The origin of the word orange says as much about the path the fruit traveled as it does about the fruit itself. Most likely first cultivated in China, the fragrant and juicy specimen was brought by traders of the exotic to the early Persian emperors who collected trees from beyond their dominion’s borders. The fruit then traveled from Persia to Moorish Spain, taking on native pronunciations along the way — from chéng zi in China to narang in Persia to nairanj in Saudi Arabia to naranga in India to naranja in Spain. Once oranges arrived in France, the word took a linguistic leap and became orenge. From there, it was only a small step to orange in Great Britain.
What’s surprising is that the word orange was first used as an adjective in manuscripts dating back to the 13th-century to describe not the fruit’s color but the bitter taste of its peel. By the 16th-century the meaning had changed to refer to the color, so the fruit itself became universally called by its color, and all that bitterness was left behind.
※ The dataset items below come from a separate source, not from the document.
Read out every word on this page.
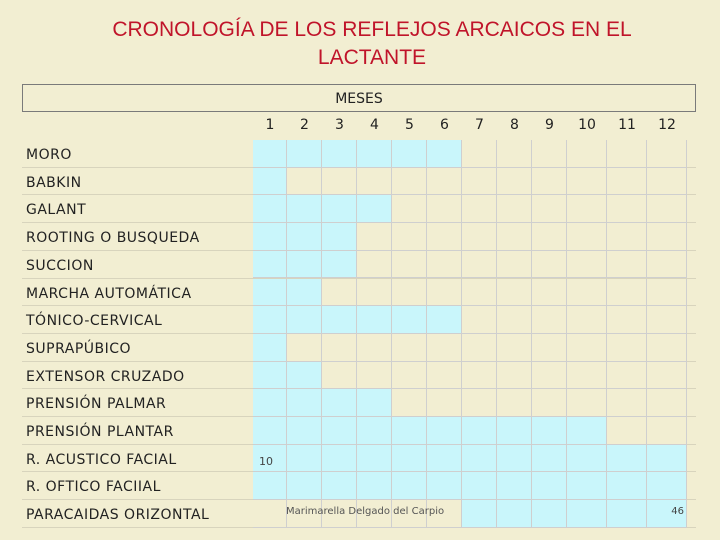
CRONOLOGÍA DE LOS REFLEJOS ARCAICOS EN EL
LACTANTE
MESES
1	2	3	4	5	6	7	8	9	10	11	12
MORO
BABKIN
GALANT
ROOTING O BUSQUEDA
SUCCION
MARCHA AUTOMÁTICA
TÓNICO-CERVICAL
SUPRAPÚBICO
EXTENSOR CRUZADO
PRENSIÓN PALMAR
PRENSIÓN PLANTAR
R. ACUSTICO FACIAL
R. OFTICO FACIIAL
PARACAIDAS ORIZONTAL
10
Marimarella Delgado del Carpio	46
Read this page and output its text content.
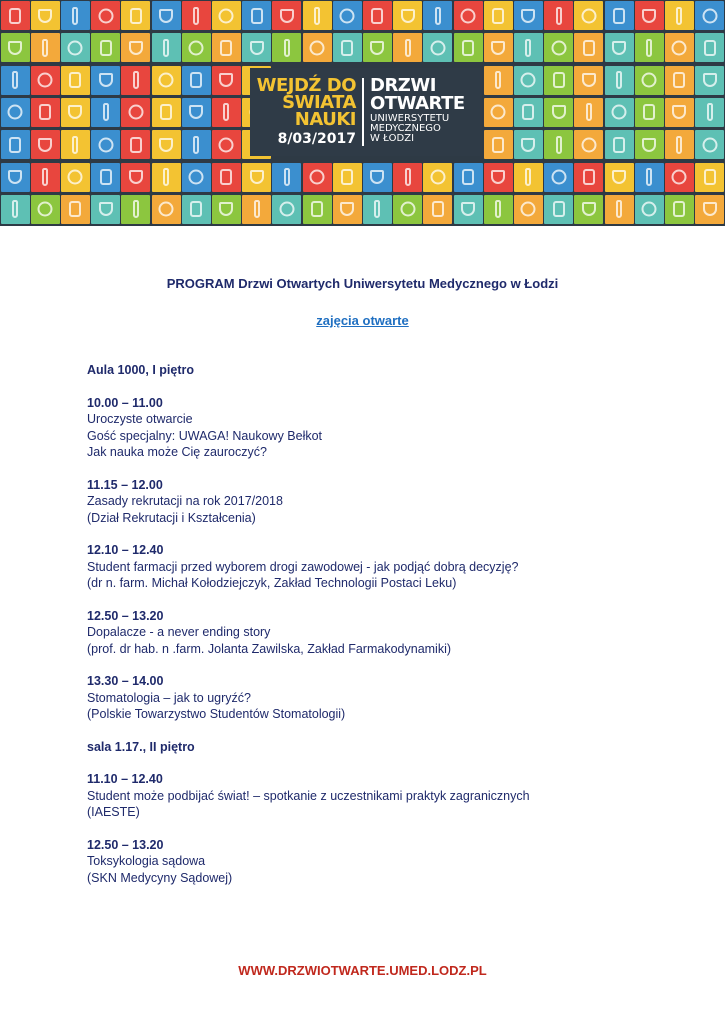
WEJDŹ DO
ŚWIATA
NAUKI
8/03/2017
DRZWI
OTWARTE
UNIWERSYTETU
MEDYCZNEGO
W ŁODZI
PROGRAM Drzwi Otwartych Uniwersytetu Medycznego w Łodzi
zajęcia otwarte
Aula 1000, I piętro
10.00 – 11.00
Uroczyste otwarcie
Gość specjalny: UWAGA! Naukowy Bełkot
Jak nauka może Cię zauroczyć?
11.15 – 12.00
Zasady rekrutacji na rok 2017/2018
(Dział Rekrutacji i Kształcenia)
12.10 – 12.40
Student farmacji przed wyborem drogi zawodowej - jak podjąć dobrą decyzję?
(dr n. farm. Michał Kołodziejczyk, Zakład Technologii Postaci Leku)
12.50 – 13.20
Dopalacze - a never ending story
(prof. dr hab. n .farm. Jolanta Zawilska, Zakład Farmakodynamiki)
13.30 – 14.00
Stomatologia – jak to ugryźć?
(Polskie Towarzystwo Studentów Stomatologii)
sala 1.17., II piętro
11.10 – 12.40
Student może podbijać świat! – spotkanie z uczestnikami praktyk zagranicznych
(IAESTE)
12.50 – 13.20
Toksykologia sądowa
(SKN Medycyny Sądowej)
WWW.DRZWIOTWARTE.UMED.LODZ.PL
Its birthplace China still produces millions of oranges, but Brazil in now the #1 producer of this succulent fruit (called laranja in Portuguese).
One of hundreds of orange trees I encountered in the Alcazar gardens during a five-week stay in Seville, Spain.
So you’ve heard that carrots are good for your eyes.
Well, it’s true. Carrot’s high marks for health benefits are due to its richness in carotene, a kind of carotenoid. This pigment that makes carrots orange absorbs light in the shorter end of the visible spectrum (greens, blues and violets) and reflects longer wavelengths (reds, oranges and yellows). The colors we see. As the carotene absorbs the harmful blue and ultraviolet light that can damage our skin and eyes and even cause cancer, it converts to vitamin A, which is needed for good vision in dim light. No surprise, carotenoids are also present in papaya, pumpkin, peppers, oranges and apricots.